City’s new development leaders will try to refocus economic growth
Pittsburgh Mayor Bill Peduto introduced the city’s new development leaders on Wednesday, saying they are a team “comprised to be able to address the realities of the Pittsburgh of today and the Pittsburgh of tomorrow.”
The mayor said the four-person development leadership team — soon to be joined by a planning director-to-be-named-later — will not only encourage growth in areas that haven’t seen it in decades, but will also address the backlog of city-owned property and perhaps even curb the rate of change in hot neighborhoods.
He said the team will find models and programs used elsewhere “so that growth will never mean somebody is forced out of the community they call home.”
The team includes:
• Marty LaMar, city chief development officer, whose last public sector job was in Toledo.
• Greg Flisram, executive director of the Urban Redevelopment Authority, who left a development job in Kansas City, Mo..
• Diamonte Walker, deputy director of the URA, who has been with the URA since 2017 and is the only Pittsburgh native among the four.
• Monique Pierre, chief development officer for the Housing Authority of the City of Pittsburgh, who left the Montgomery, Ala., Housing Authority for Pittsburgh in October.
Prior to introducing the team to the press, Mr.
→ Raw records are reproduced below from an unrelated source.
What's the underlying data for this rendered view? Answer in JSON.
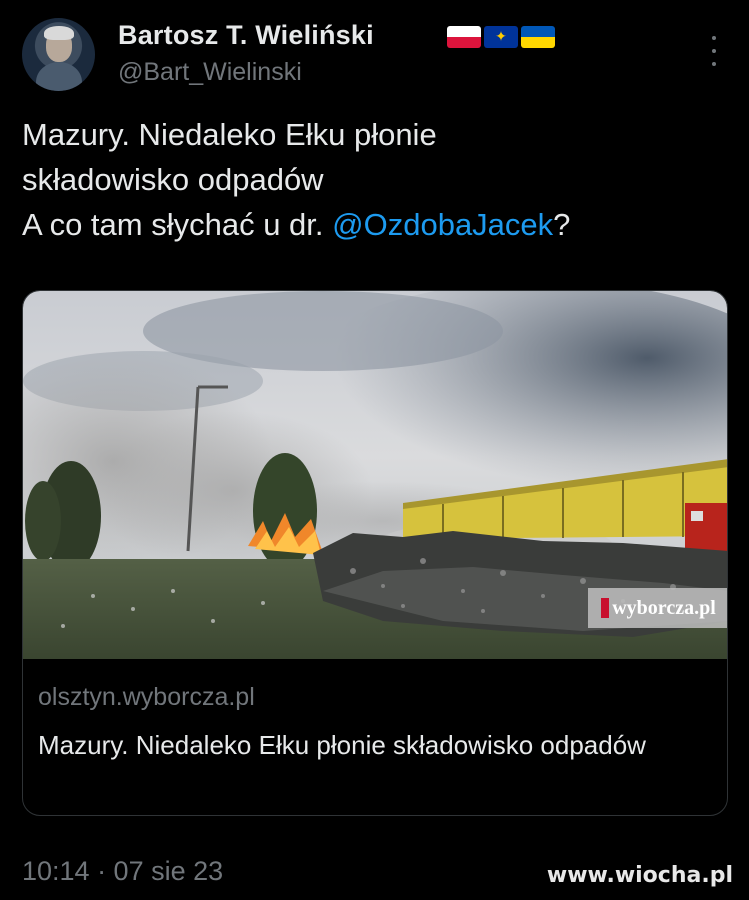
{
  "author": {
    "display_name": "Bartosz T. Wieliński",
    "handle": "@Bart_Wielinski",
    "avatar_icon": "user-avatar",
    "flags": [
      "flag-poland-icon",
      "flag-eu-icon",
      "flag-ukraine-icon"
    ]
  },
  "menu": {
    "icon": "more-vertical-icon"
  },
  "tweet": {
    "line1": "Mazury. Niedaleko Ełku płonie",
    "line2": "składowisko odpadów",
    "line3_prefix": "A co tam słychać u dr. ",
    "mention": "@OzdobaJacek",
    "line3_suffix": "?"
  },
  "card": {
    "image_watermark": "wyborcza.pl",
    "domain": "olsztyn.wyborcza.pl",
    "title": "Mazury. Niedaleko Ełku płonie składowisko odpadów"
  },
  "meta": {
    "timestamp": "10:14 · 07 sie 23"
  },
  "site_watermark": "www.wiocha.pl",
  "colors": {
    "background": "#000000",
    "text": "#e7e9ea",
    "secondary": "#71767b",
    "link": "#1d9bf0",
    "border": "#2f3336"
  }
}
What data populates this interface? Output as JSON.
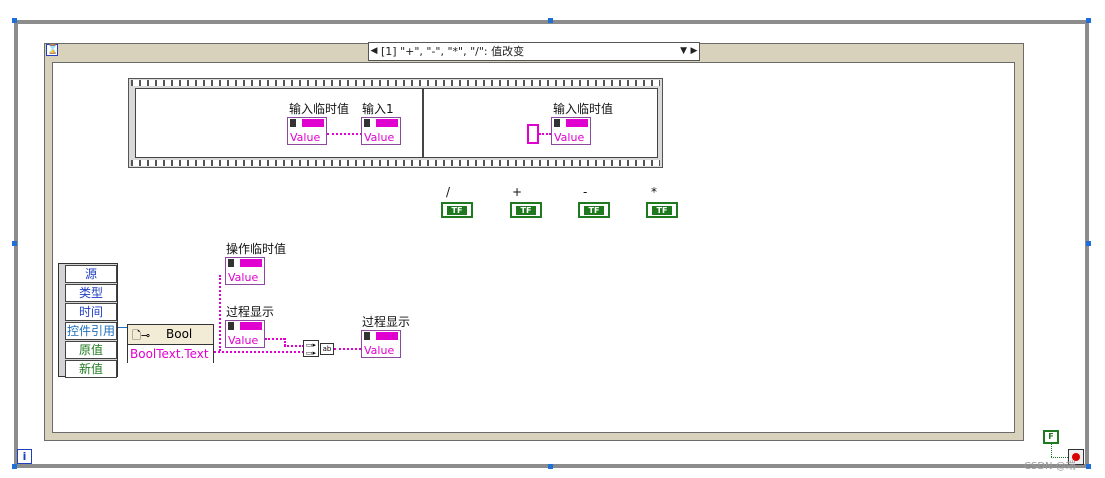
{
  "case_selector": {
    "label": "[1] \"+\", \"-\", \"*\", \"/\": 值改变"
  },
  "sequence": {
    "frame1": {
      "in_label": "输入临时值",
      "out_label": "输入1",
      "in_val": "Value",
      "out_val": "Value"
    },
    "frame2": {
      "label": "输入临时值",
      "val": "Value"
    }
  },
  "bool_labels": [
    "/",
    "+",
    "-",
    "*"
  ],
  "event_data": [
    "源",
    "类型",
    "时间",
    "控件引用",
    "原值",
    "新值"
  ],
  "ref_node": {
    "type": "Bool",
    "prop": "BoolText.Text"
  },
  "op_temp": {
    "label": "操作临时值",
    "val": "Value"
  },
  "process1": {
    "label": "过程显示",
    "val": "Value"
  },
  "process2": {
    "label": "过程显示",
    "val": "Value"
  },
  "iteration": "i",
  "stop_const": "F",
  "watermark": "CSDN @端"
}
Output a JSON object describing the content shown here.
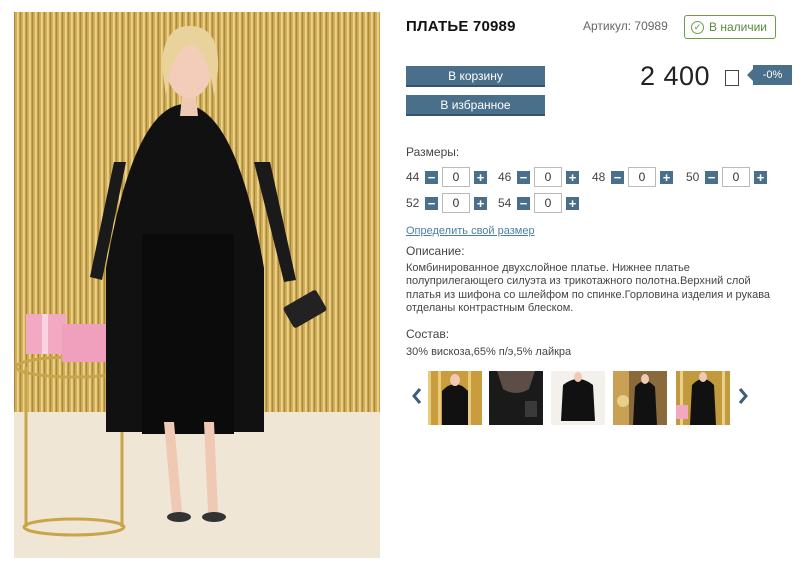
{
  "product": {
    "title": "ПЛАТЬЕ 70989",
    "sku": "Артикул: 70989",
    "stock_status": "В наличии"
  },
  "actions": {
    "cart_label": "В корзину",
    "favorites_label": "В избранное"
  },
  "price": {
    "value": "2 400",
    "discount": "-0%"
  },
  "sizes": {
    "label": "Размеры:",
    "items": [
      {
        "size": "44",
        "qty": "0"
      },
      {
        "size": "46",
        "qty": "0"
      },
      {
        "size": "48",
        "qty": "0"
      },
      {
        "size": "50",
        "qty": "0"
      },
      {
        "size": "52",
        "qty": "0"
      },
      {
        "size": "54",
        "qty": "0"
      }
    ],
    "find_size_link": "Определить свой размер"
  },
  "description": {
    "label": "Описание:",
    "text": "Комбинированное  двухслойное платье. Нижнее платье полуприлегающего силуэта из трикотажного полотна.Верхний слой платья из шифона со шлейфом по спинке.Горловина изделия и рукава отделаны контрастным блеском."
  },
  "composition": {
    "label": "Состав:",
    "text": "30% вискоза,65% п/э,5% лайкра"
  },
  "gallery": {
    "thumbnail_count": 5
  },
  "colors": {
    "accent": "#4a6f8a",
    "stock_green": "#6b9e4a",
    "link": "#4a7fa8"
  }
}
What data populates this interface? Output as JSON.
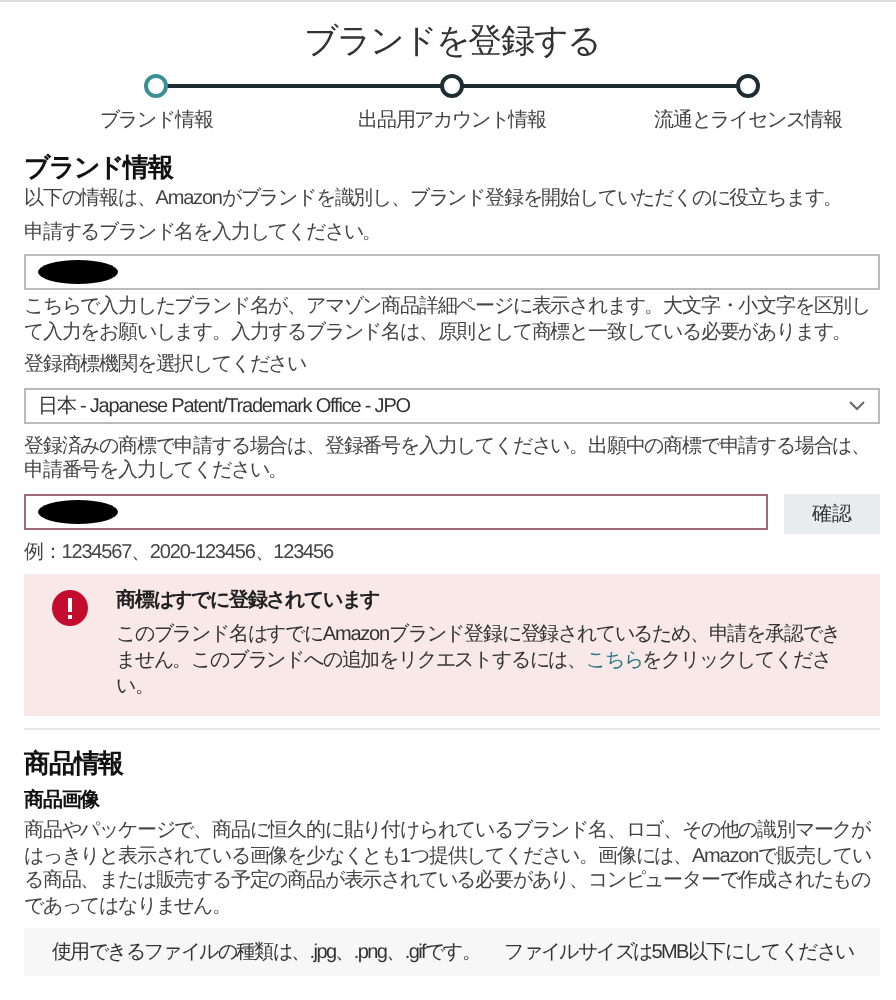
{
  "title": "ブランドを登録する",
  "steps": [
    {
      "label": "ブランド情報",
      "selected": true
    },
    {
      "label": "出品用アカウント情報",
      "selected": false
    },
    {
      "label": "流通とライセンス情報",
      "selected": false
    }
  ],
  "brand_info": {
    "heading": "ブランド情報",
    "intro": "以下の情報は、Amazonがブランドを識別し、ブランド登録を開始していただくのに役立ちます。",
    "brand_name": {
      "label": "申請するブランド名を入力してください。",
      "redacted": true,
      "help": "こちらで入力したブランド名が、アマゾン商品詳細ページに表示されます。大文字・小文字を区別して入力をお願いします。入力するブランド名は、原則として商標と一致している必要があります。"
    },
    "office": {
      "label": "登録商標機関を選択してください",
      "value": "日本 - Japanese Patent/Trademark Office - JPO"
    },
    "number": {
      "label": "登録済みの商標で申請する場合は、登録番号を入力してください。出願中の商標で申請する場合は、申請番号を入力してください。",
      "redacted": true,
      "invalid": true,
      "button": "確認",
      "example": "例：1234567、2020-123456、123456"
    },
    "alert": {
      "title": "商標はすでに登録されています",
      "text_before": "このブランド名はすでにAmazonブランド登録に登録されているため、申請を承認できません。このブランドへの追加をリクエストするには、",
      "link": "こちら",
      "text_after": "をクリックしてください。"
    }
  },
  "product_info": {
    "heading": "商品情報",
    "subheading": "商品画像",
    "text": "商品やパッケージで、商品に恒久的に貼り付けられているブランド名、ロゴ、その他の識別マークがはっきりと表示されている画像を少なくとも1つ提供してください。画像には、Amazonで販売している商品、または販売する予定の商品が表示されている必要があり、コンピューターで作成されたものであってはなりません。",
    "file_types": "使用できるファイルの種類は、.jpg、.png、.gifです。",
    "file_size": "ファイルサイズは5MB以下にしてください"
  }
}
Peduto unveiled its members to around 20 community group leaders, developers and union representatives.
“It’s always nice to have a lot of new energy, and being also a Pittsburgher by choice, not a Pittsburgher by birth, it’s nice to also see these new leaders come in with other perspectives of what other cities are doing,” said Aaron Sukenik, executive director of the Hilltop Alliance, which spurs
development in the neighborhoods south of the South Side. “And I think we’re just really looking forward to getting them out in the neighborhoods and showing them the opportunities and threats that exist.”
He said he offered two of the new leaders guided tours of the neighborhoods he serves, “and they were both excited to do it.”
Mr. Peduto said the city has changed much since Mayor David Lawrence created the current redevelopment model in the 1940s and 1950s.
City chief of staff Dan Gilman noted that in recent years “suddenly gentrification and displacement was entering the terminology of Pittsburgh for the first time in decades.”
As Mr. Peduto’s original development agency directors began to leave in the first half of his second term, he decided to forge a new team with a different structure. The administration conducted a national search, and interest in jobs here “was tremendous,” said Mr. Gilman.
“I come here from Kansas City, Mo. And I’ll tell you, I left a really, really good job — a really, really good, wellpaying job — to come here,” said Mr. Flisram. “Because Pittsburgh has got it going on.”
“We are building a team that feels cohesive,” added Mr. LaMar, who holds a newly created position charged with coordinating all of the development-related city offices and authorities. Mr. Peduto noted the city’s longstanding failure to convert some of its 17,000 cityowned parcels into affordable, owner-occupied housing. “We’ve had less [such conversions] than I can count on one hand over the course of six years, and that is just not acceptable. That has been a focus of this administration, but we haven’t seen any traction. … That wasn’t happening. That’s going to be happening.”
He added that he wants “good-paying jobs for everybody in a growing economy” whether they have a Ph.D or a GED.
The city’s shortage of affordable housing is also at the top of the team’s agenda. The Housing Authority of the City of Pittsburgh has, over decades, converted old barracks-style communities of concentrated poverty into attractive mixed-income neighborhoods — but at a cost of lower numbers of lowincome units.
“I think you have to be creative on all fronts,” said Ms. Pierre, who added that she’ll “look at how can we build affordable housing and make sure that it’s a permanent fixture so that it’s a resource for people to touch and tap when they need it.”
URA board chairman Sam Williamson said the agency he oversees has “not done as effective of a job as we could have in coordinating with other authorities” and some nonprofit entities. That must change.
“We can’t achieve the economic development goals of the city as effectively if we don’t have all the various departments and authorities that are involved in one part of the development process or another effectively coordinating with one another.”